The world will go on. People will turn to the next item that catches their attention. Bicycle racing is entertainment. It's not that important in the big scheme of things. Whether or not Floyd Landis doped will have no effect on whether the local municipalities in my area are going to keep throwing my tax money at developers who are going to build here anyway. I got bigger fish to fry. It would have been nice to have a new sports hero, but, hey, it's just a sports hero. Let's all go ride our own bikes (drug use is up to you - I won't test) and be our own heroes.

Tuesday, August 01, 2006

Yo, Castro!

Do you think Bush has a pet nickname for Fidel Castro like he does for all of the other world leaders? I'll bet he calls him "Fido." Anyway, I'm not sure I understand all of the celebrating being done by Cuban-Americans at the news of Castro's illness. Are they expecting major changes should Castro die? I'm assuming that there are a number of people in the Cuban government that have a vested interest in keeping things just the way they are. I don't believe that the whole government is hanging on the health of one man.

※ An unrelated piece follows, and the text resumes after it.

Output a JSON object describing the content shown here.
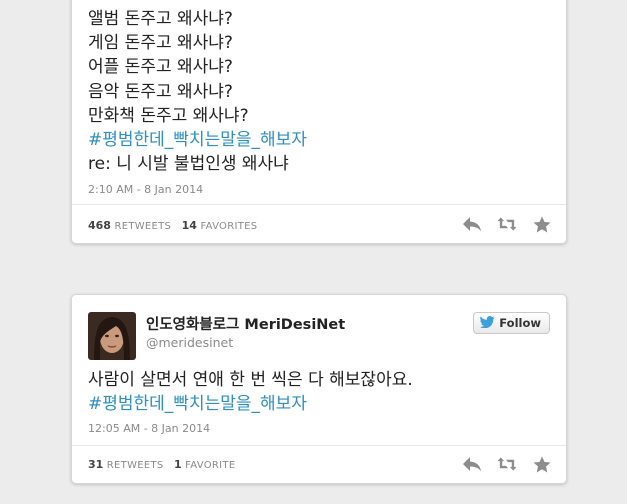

Still, if democracy were to break out in Cuba, that would be great. The Cuban people would finally taste liberty. Plus, we would get the chance to see if any significant percentage of the Cuban-American community decides to move back home. It's been an awful long time since most of them have lived in Cuba. After becoming accustomed to living in the US, moving back would probably be difficult. However, if some do decide to go, I hope that they take Gloria Estefan and Andy Garcia along. Maybe they could go visit Elian Gonzalez.